I feel that some aspects of my last two posts my have seemed a bit ‘preachy’ to my readers! While I do think that the points made in those two posts are important I have decided to go a bit more positive and upbeat in this post!
I am going to base my post this week around 2 case studies. There are many other schools I could have selected but in doing some online research these 5 stood out. They just what seem to me to be interesting and helpful examples of schools doing something special in the values in school area.
Case Study: Breens Intermediate – Christchurch
I selected this case study because I think it is a good follow on to my last post. This is primary school that has really worked over period of time to build their values across all aspects of school life. There are 4 video clips in TKI that outline this. All the videos are short (5 – 6 min).
The first clip (below) deals with how the Breens values were developed.
Their values are summed in this diagram.
One thing that is impressive about this first case study is the breadth and depth of the conversation the school has had with community, parents, and students in developing their values.

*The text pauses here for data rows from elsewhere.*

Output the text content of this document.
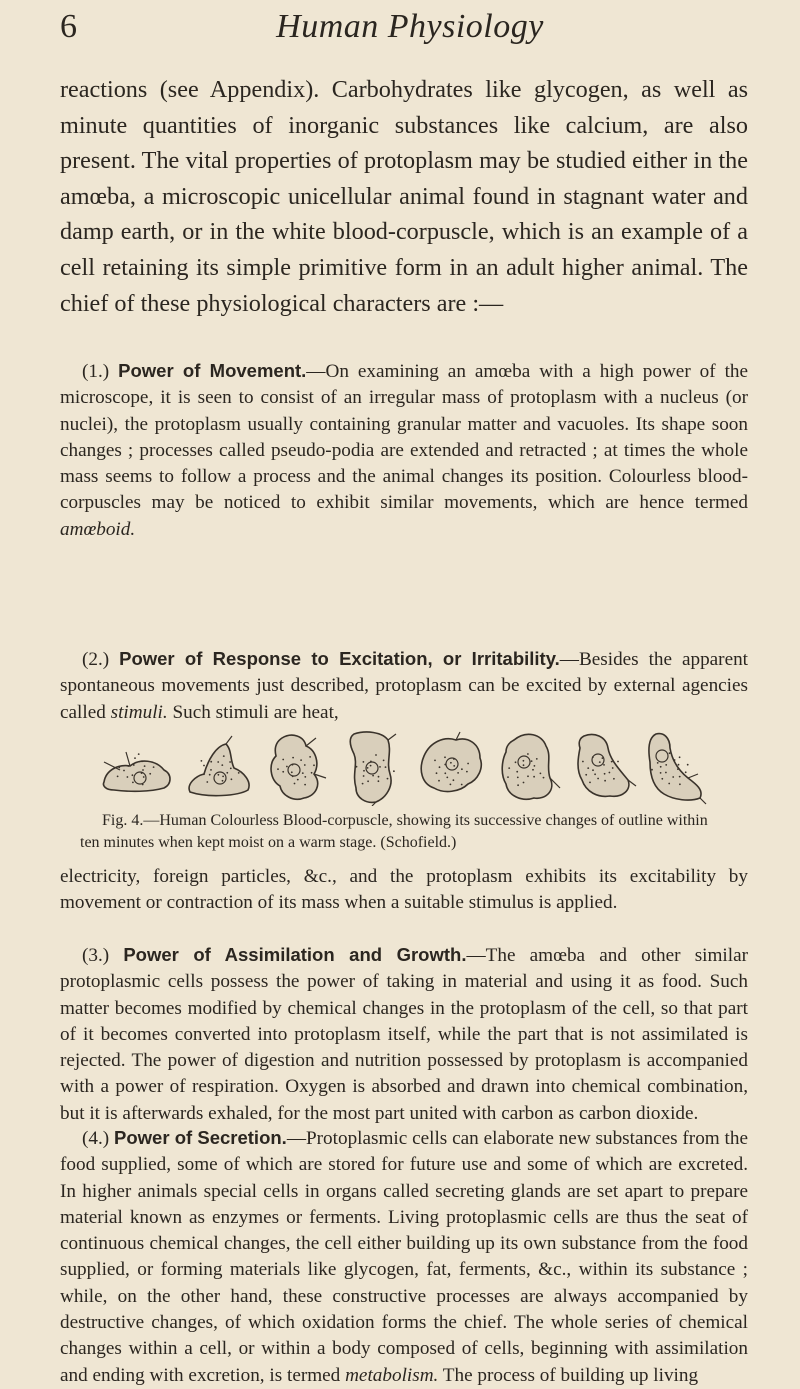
6	Human Physiology

reactions (see Appendix). Carbohydrates like glycogen, as well as minute quantities of inorganic substances like calcium, are also present. The vital properties of protoplasm may be studied either in the amœba, a microscopic unicellular animal found in stagnant water and damp earth, or in the white blood-corpuscle, which is an example of a cell retaining its simple primitive form in an adult higher animal. The chief of these physiological characters are :—

(1.) Power of Movement.—On examining an amœba with a high power of the microscope, it is seen to consist of an irregular mass of protoplasm with a nucleus (or nuclei), the protoplasm usually containing granular matter and vacuoles. Its shape soon changes ; processes called pseudo-podia are extended and retracted ; at times the whole mass seems to follow a process and the animal changes its position. Colourless blood-corpuscles may be noticed to exhibit similar movements, which are hence termed amœboid.

(2.) Power of Response to Excitation, or Irritability.—Besides the apparent spontaneous movements just described, protoplasm can be excited by external agencies called stimuli. Such stimuli are heat,

Fig. 4.—Human Colourless Blood-corpuscle, showing its successive changes of outline within ten minutes when kept moist on a warm stage. (Schofield.)

electricity, foreign particles, &c., and the protoplasm exhibits its excitability by movement or contraction of its mass when a suitable stimulus is applied.

(3.) Power of Assimilation and Growth.—The amœba and other similar protoplasmic cells possess the power of taking in material and using it as food. Such matter becomes modified by chemical changes in the protoplasm of the cell, so that part of it becomes converted into protoplasm itself, while the part that is not assimilated is rejected. The power of digestion and nutrition possessed by protoplasm is accompanied with a power of respiration. Oxygen is absorbed and drawn into chemical combination, but it is afterwards exhaled, for the most part united with carbon as carbon dioxide.

(4.) Power of Secretion.—Protoplasmic cells can elaborate new substances from the food supplied, some of which are stored for future use and some of which are excreted. In higher animals special cells in organs called secreting glands are set apart to prepare material known as enzymes or ferments. Living protoplasmic cells are thus the seat of continuous chemical changes, the cell either building up its own substance from the food supplied, or forming materials like glycogen, fat, ferments, &c., within its substance ; while, on the other hand, these constructive processes are always accompanied by destructive changes, of which oxidation forms the chief. The whole series of chemical changes within a cell, or within a body composed of cells, beginning with assimilation and ending with excretion, is termed metabolism. The process of building up living
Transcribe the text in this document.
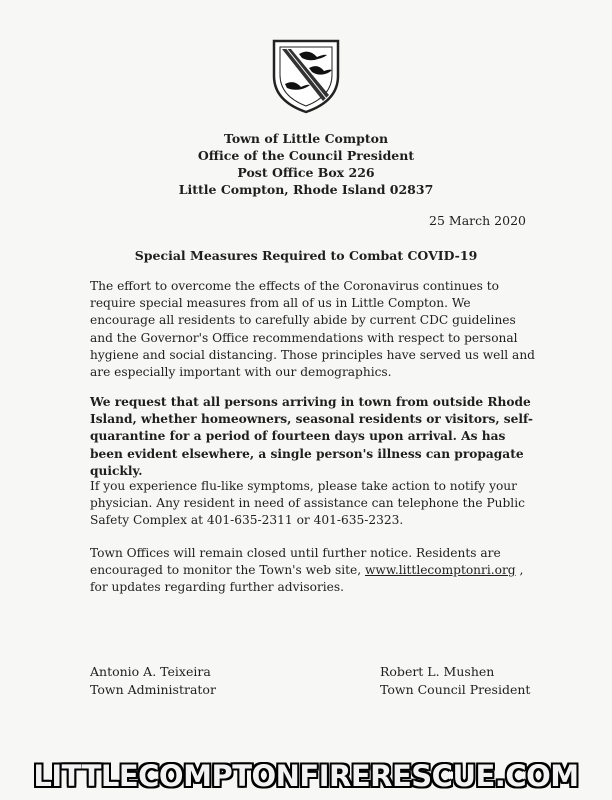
Town of Little Compton
Office of the Council President
Post Office Box 226
Little Compton, Rhode Island 02837
25 March 2020
Special Measures Required to Combat COVID-19

The effort to overcome the effects of the Coronavirus continues to require special measures from all of us in Little Compton. We encourage all residents to carefully abide by current CDC guidelines and the Governor's Office recommendations with respect to personal hygiene and social distancing. Those principles have served us well and are especially important with our demographics.

We request that all persons arriving in town from outside Rhode Island, whether homeowners, seasonal residents or visitors, self-quarantine for a period of fourteen days upon arrival. As has been evident elsewhere, a single person's illness can propagate quickly.

If you experience flu-like symptoms, please take action to notify your physician. Any resident in need of assistance can telephone the Public Safety Complex at 401-635-2311 or 401-635-2323.

Town Offices will remain closed until further notice. Residents are encouraged to monitor the Town's web site, www.littlecomptonri.org , for updates regarding further advisories.

Antonio A. Teixeira
Town Administrator
Robert L. Mushen
Town Council President
LITTLECOMPTONFIRERESCUE.COM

The second video covers the on going development and refinement of their vision and vales as expressed in the tree overtime. As they considered the kind of things included in the following advice available on TKI …
… they realised had failed to include sufficient cultural diversity in their values and so they went back to their community to change that.
Another strength of Breens approach to the values is the extent to which they have built the values into everyday life in the classroom life of the school.
It could well be argued that if are values are strong they will help us in times of crisis. The final video explains what happened when the Christchurch earthquakes created just this kind of challenge to the school.
Case Study Two: Balmoral School – Auckland
I have chosen this school (which includes both a primary school and an intermediate) because its approach is quite different from that of Breens and illustrates interesting ideas about the various ways education about values is built into a school and its curriculum.
Their vision statement states that vision is “To value diversity and to develop curious, confident and connected learners.” This vision is very similar to the vision of the New Zealand Curriculum but is followed by a ‘Vision Story’ that expands on the vision. This and other aspects of the Balmoral Approach can be seen at:
The school has a well-developed learning model set out in the school prospectus above. The model features 5 aspects: Balmoral Habits; Numeracy and Literacy; Philosophy for Children (‘Whakaaro Tamariki’); and Curriculum Inquiry at Balmoral (C.I.B.)
Interestingly there is no specific mention of values as such instead values are woven throughout the vision and the learning model. The vision includes the ‘headline’ values diversity, curiosity (part of Innovation, inquiry and curiosity) and connected is an aspect of community and participation. Further it could be argued that confidence is part of respect (self esteem, self respect and self belief – see the notions, concepts and ideas diagram above).
However, there a number of other ways in which values are evident in the school’s innovative approach. The Balmoral Habits shown in the diagram below.
A glance down the features column will reveal the many values that are embedded in the Balmoral Habits.
Another aspect of the Balmoral School learning model is that P4C is considered a key aspect of the student learning. The school newsletter of 9th September 2016 gave an explanation of the school’s use of P4C, including the following …
We see teaching of P4C to every child is vitally important if we want to develop citizens who are critical, caring and creative thinkers. When citizens behave in such a manner we believe that beliefs and prejudices will be challenged, critically thought through and creative solutions found. If this happens we will have a thoughtful progressive democracy.
Balmoral school appears to have a healthy focus on both values and habits and the critical thinking aspects of values page of NZC. This well-balanced approach is further enhanced by the use a very robust inquiry model throughout the school curriculum.
This model has a strong focus on problem solving and action. And through this process provoking, empathising, brainstorming, prototyping and reflecting all include aspects of values, critical thinking and taking action.
Two quite contrasting but interesting approaches to the implementation of the values dimension of the New Zealand Curriculum!